La percentuale di bambini malnutriti in Uganda è altissima, le cause varie. «La malaria per esempio uccide migliaia di bambini, feti ed embrioni - racconta Fabiana - e pensare che sarebbe curabile. Purtroppo le mamme aspettano molti giorni prima di venire in ospedale con il loro bambino. All'inizio mi arrabbiavo, non capivo come potessero aspettare così tanto e lasciar morire il loro piccolo. Ne ho visti morire anche sulla porta della pediatria, arrivati troppo tardi. Ma l'Africa insegna ad osservare e fare senza giudicare». È bastato poco a comprendere. La gente di Aber vive di agricoltura, i più fortunati hanno qualche animale, le famiglie abitano ad ore di distanza dall'ospedale, spesso ci sono sei o sette bambini in casa e non è infrequente che l'uomo manchi oppure sia alcolista, mancano i soldi per i beni primari. L'ospedale stesso non ha abbastanza fondi per dare cibo ai pazienti.

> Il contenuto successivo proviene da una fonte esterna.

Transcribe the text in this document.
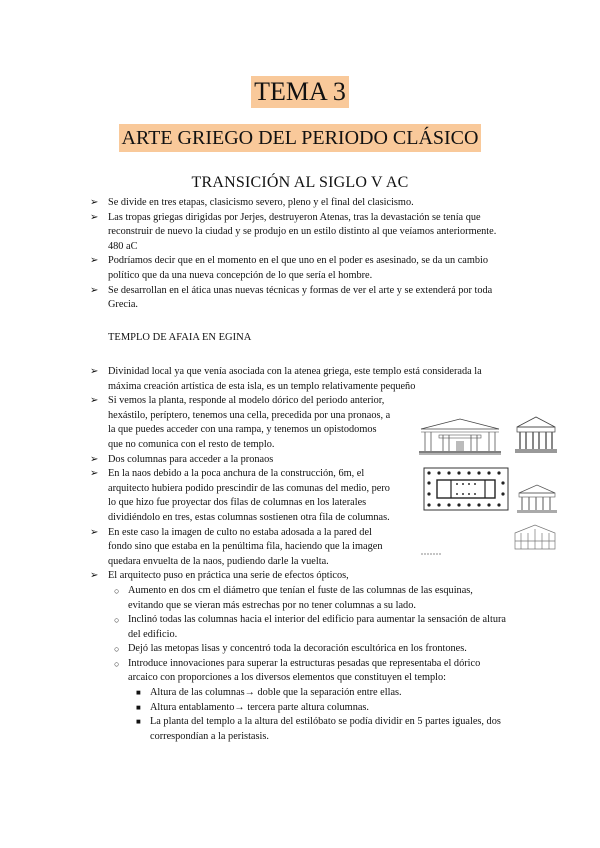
TEMA 3
ARTE GRIEGO DEL PERIODO CLÁSICO
TRANSICIÓN AL SIGLO V AC
➢ Se divide en tres etapas, clasicismo severo, pleno y el final del clasicismo.
➢ Las tropas griegas dirigidas por Jerjes, destruyeron Atenas, tras la devastación se tenía que reconstruir de nuevo la ciudad y se produjo en un estilo distinto al que veíamos anteriormente. 480 aC
➢ Podríamos decir que en el momento en el que uno en el poder es asesinado, se da un cambio político que da una nueva concepción de lo que sería el hombre.
➢ Se desarrollan en el ática unas nuevas técnicas y formas de ver el arte y se extenderá por toda Grecia.
TEMPLO DE AFAIA EN EGINA
➢ Divinidad local ya que venía asociada con la atenea griega, este templo está considerada la máxima creación artística de esta isla, es un templo relativamente pequeño
➢ Si vemos la planta, responde al modelo dórico del periodo anterior, hexástilo, períptero, tenemos una cella, precedida por una pronaos, a la que puedes acceder con una rampa, y tenemos un opistodomos que no comunica con el resto de templo.
➢ Dos columnas para acceder a la pronaos
➢ En la naos debido a la poca anchura de la construcción, 6m, el arquitecto hubiera podido prescindir de las comunas del medio, pero lo que hizo fue proyectar dos filas de columnas en los laterales dividiéndolo en tres, estas columnas sostienen otra fila de columnas.
➢ En este caso la imagen de culto no estaba adosada a la pared del fondo sino que estaba en la penúltima fila, haciendo que la imagen quedara envuelta de la naos, pudiendo darle la vuelta.
➢ El arquitecto puso en práctica una serie de efectos ópticos,
○ Aumento en dos cm el diámetro que tenían el fuste de las columnas de las esquinas, evitando que se vieran más estrechas por no tener columnas a su lado.
○ Inclinó todas las columnas hacia el interior del edificio para aumentar la sensación de altura del edificio.
○ Dejó las metopas lisas y concentró toda la decoración escultórica en los frontones.
○ Introduce innovaciones para superar la estructuras pesadas que representaba el dórico arcaico con proporciones a los diversos elementos que constituyen el templo:
■ Altura de las columnas→ doble que la separación entre ellas.
■ Altura entablamento→ tercera parte altura columnas.
■ La planta del templo a la altura del estilóbato se podía dividir en 5 partes iguales, dos correspondían a la peristasis.
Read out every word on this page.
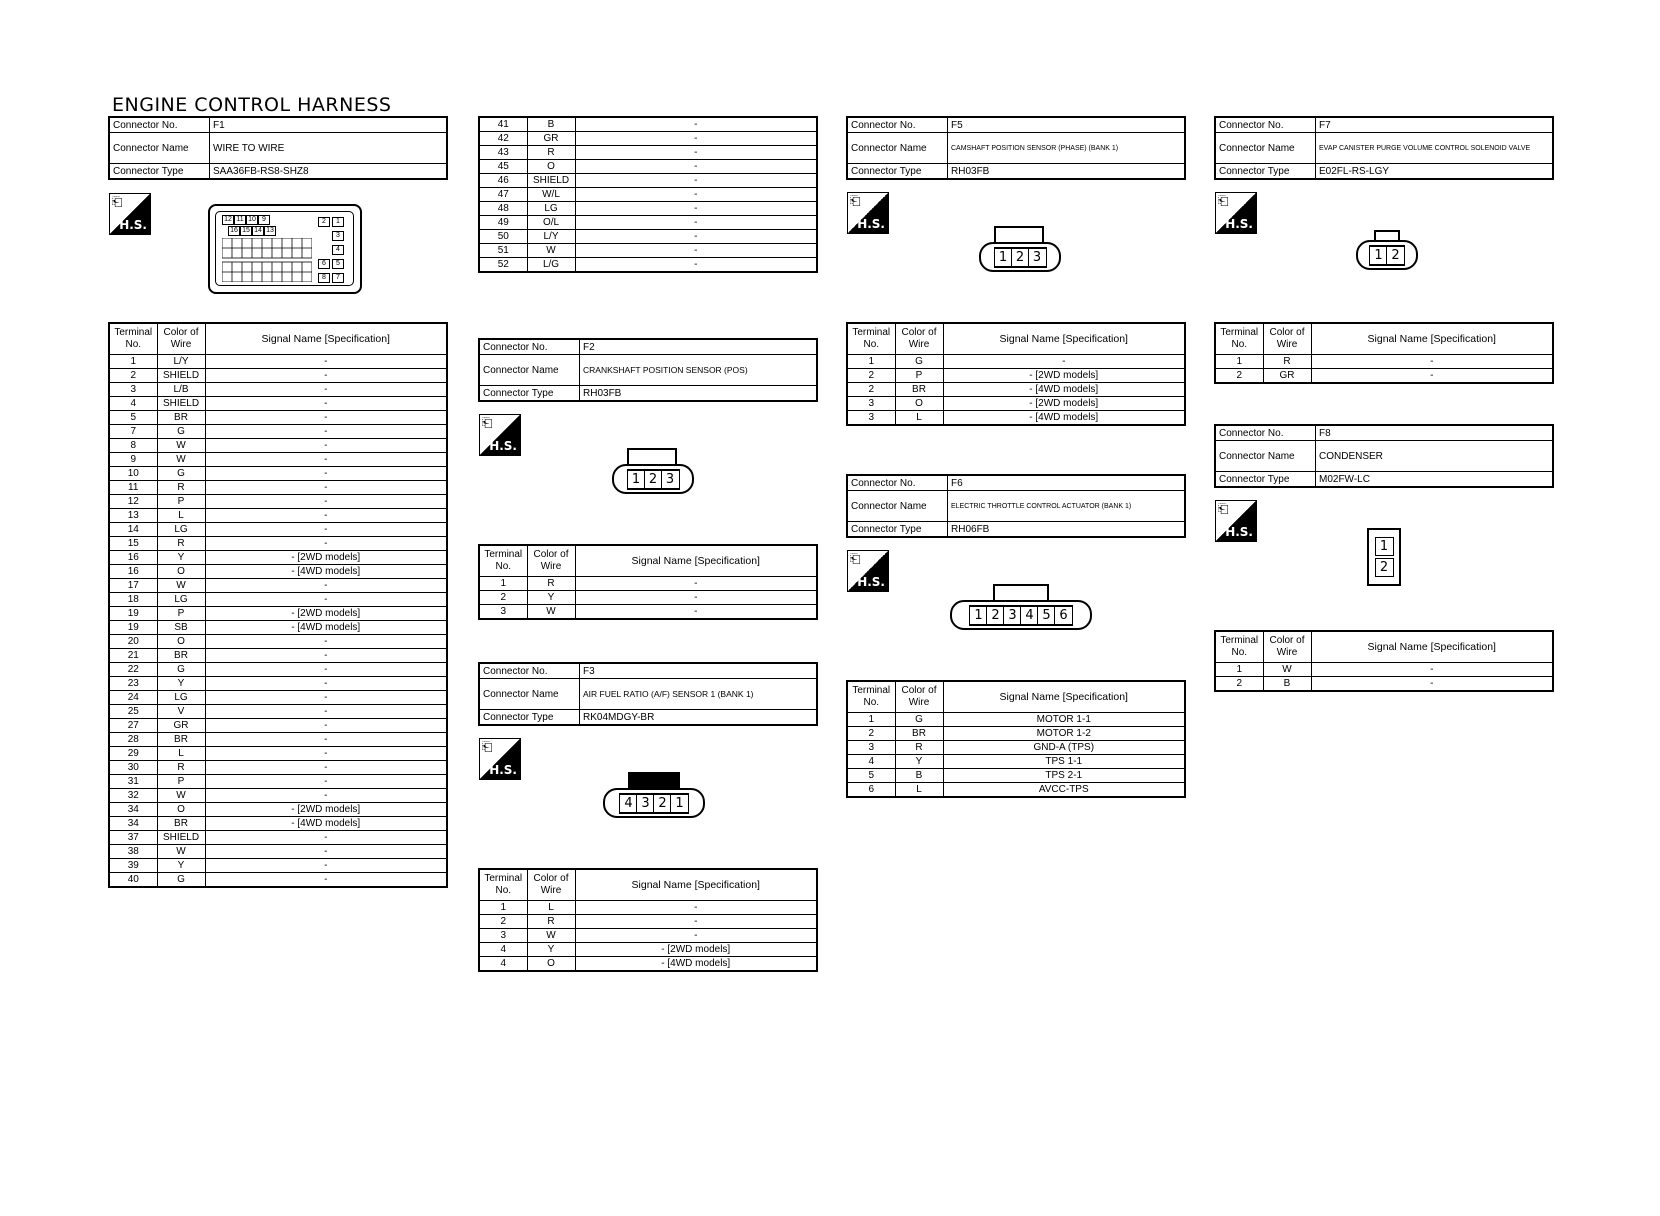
ENGINE CONTROL HARNESS
Connector No.	F1
Connector Name	WIRE TO WIRE
Connector Type	SAA36FB-RS8-SHZ8
⎗
H.S.	12 11 10 9
16 15 14 13
2	1
3
4
6	5
8	7
Terminal No.	Color of Wire	Signal Name [Specification]
1	L/Y	-
2	SHIELD	-
3	L/B	-
4	SHIELD	-
5	BR	-
7	G	-
8	W	-
9	W	-
10	G	-
11	R	-
12	P	-
13	L	-
14	LG	-
15	R	-
16	Y	- [2WD models]
16	O	- [4WD models]
17	W	-
18	LG	-
19	P	- [2WD models]
19	SB	- [4WD models]
20	O	-
21	BR	-
22	G	-
23	Y	-
24	LG	-
25	V	-
27	GR	-
28	BR	-
29	L	-
30	R	-
31	P	-
32	W	-
34	O	- [2WD models]
34	BR	- [4WD models]
37	SHIELD	-
38	W	-
39	Y	-
40	G	-
41	B	-
42	GR	-
43	R	-
45	O	-
46	SHIELD	-
47	W/L	-
48	LG	-
49	O/L	-
50	L/Y	-
51	W	-
52	L/G	-
Connector No.	F2
Connector Name	CRANKSHAFT POSITION SENSOR (POS)
Connector Type	RH03FB
⎗
H.S.
1 2 3
Terminal No.	Color of Wire	Signal Name [Specification]
1	R	-
2	Y	-
3	W	-
Connector No.	F3
Connector Name	AIR FUEL RATIO (A/F) SENSOR 1 (BANK 1)
Connector Type	RK04MDGY-BR
⎗
H.S.
4 3 2 1
Terminal No.	Color of Wire	Signal Name [Specification]
1	L	-
2	R	-
3	W	-
4	Y	- [2WD models]
4	O	- [4WD models]
Connector No.	F5
Connector Name	CAMSHAFT POSITION SENSOR (PHASE) (BANK 1)
Connector Type	RH03FB
⎗
H.S.
1 2 3
Terminal No.	Color of Wire	Signal Name [Specification]
1	G	-
2	P	- [2WD models]
2	BR	- [4WD models]
3	O	- [2WD models]
3	L	- [4WD models]
Connector No.	F6
Connector Name	ELECTRIC THROTTLE CONTROL ACTUATOR (BANK 1)
Connector Type	RH06FB
⎗
H.S.
1 2 3 4 5 6
Terminal No.	Color of Wire	Signal Name [Specification]
1	G	MOTOR 1-1
2	BR	MOTOR 1-2
3	R	GND-A (TPS)
4	Y	TPS 1-1
5	B	TPS 2-1
6	L	AVCC-TPS
Connector No.	F7
Connector Name	EVAP CANISTER PURGE VOLUME CONTROL SOLENOID VALVE
Connector Type	E02FL-RS-LGY
⎗
H.S.
1 2
Terminal No.	Color of Wire	Signal Name [Specification]
1	R	-
2	GR	-
Connector No.	F8
Connector Name	CONDENSER
Connector Type	M02FW-LC
⎗
H.S.
1
2
Terminal No.	Color of Wire	Signal Name [Specification]
1	W	-
2	B	-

«Il problema è che a casa molti riescono a sopravvivere con quello che dà la terra - spiega la giovane infermiera - ma una volta lontani da casa i soldi mancano, con essi la possibilità di comprare frutta o uova dalle capanne intorno all'ospedale. Inoltre in Africa è ancora molto forte la presenza degli stregoni: spesso ritengono che la causa delle malattie siano le tonsille o le radici dei denti, punti del corpo da cui secondo le loro credenze nascono tutte le malattie, e con strumenti di metallo procedono alla rimozione causando gravi infezioni ed emorragie». Sono i più piccoli a pagare più duramente il prezzo della povertà. «Non mi era mai capitato di veder morire bambini nelle mie braccia o di non avere abbastanza ossigeno per curare una semplice bronchite - racconta - ma assieme a tutto questo ho visto anche tramonti rosso fuoco e cieli stellati, ricevuto sorrisi ed abbracci sinceri, incontrato visioni diverse su come affrontare la vita e le difficoltà, attenzione alle piccole cose e ai particolari, mani tese ad aiutare».
Consigli per chi sta pensando ad un'esperienza come la sua? «Partire! Senza pensarci troppo. Avere il coraggio di fare questa scelta e seguire questo sogno anche a costo di lasciare sicurezze e legami. Ogni partenza non e mai facile ma da ogni viaggio o esperienza si torna arricchiti e con un'apertura mentale diversa. Anch'io prima di partire avevo alcuni pensieri ma per fortuna ci sono state vicino a me persone, quelle che più mi conoscono e a cui tengo di più, che con la loro vicinanza, con le loro parole e sostegno mi hanno dato la spinta. Un altro suggerimento e quello di osservare senza giudicare, cercare di non voler interpretare le cose con la nostra visione occidentale ma osservare e ascoltare per capire». Fabiana è già ripartita: ora è in un ospedale di Londra ad occuparsi di malattie respiratorie ed endocrine.
Ma promette che tornerà in Italia, non sarà uno dei tanti talenti in fuga dal Belpaese.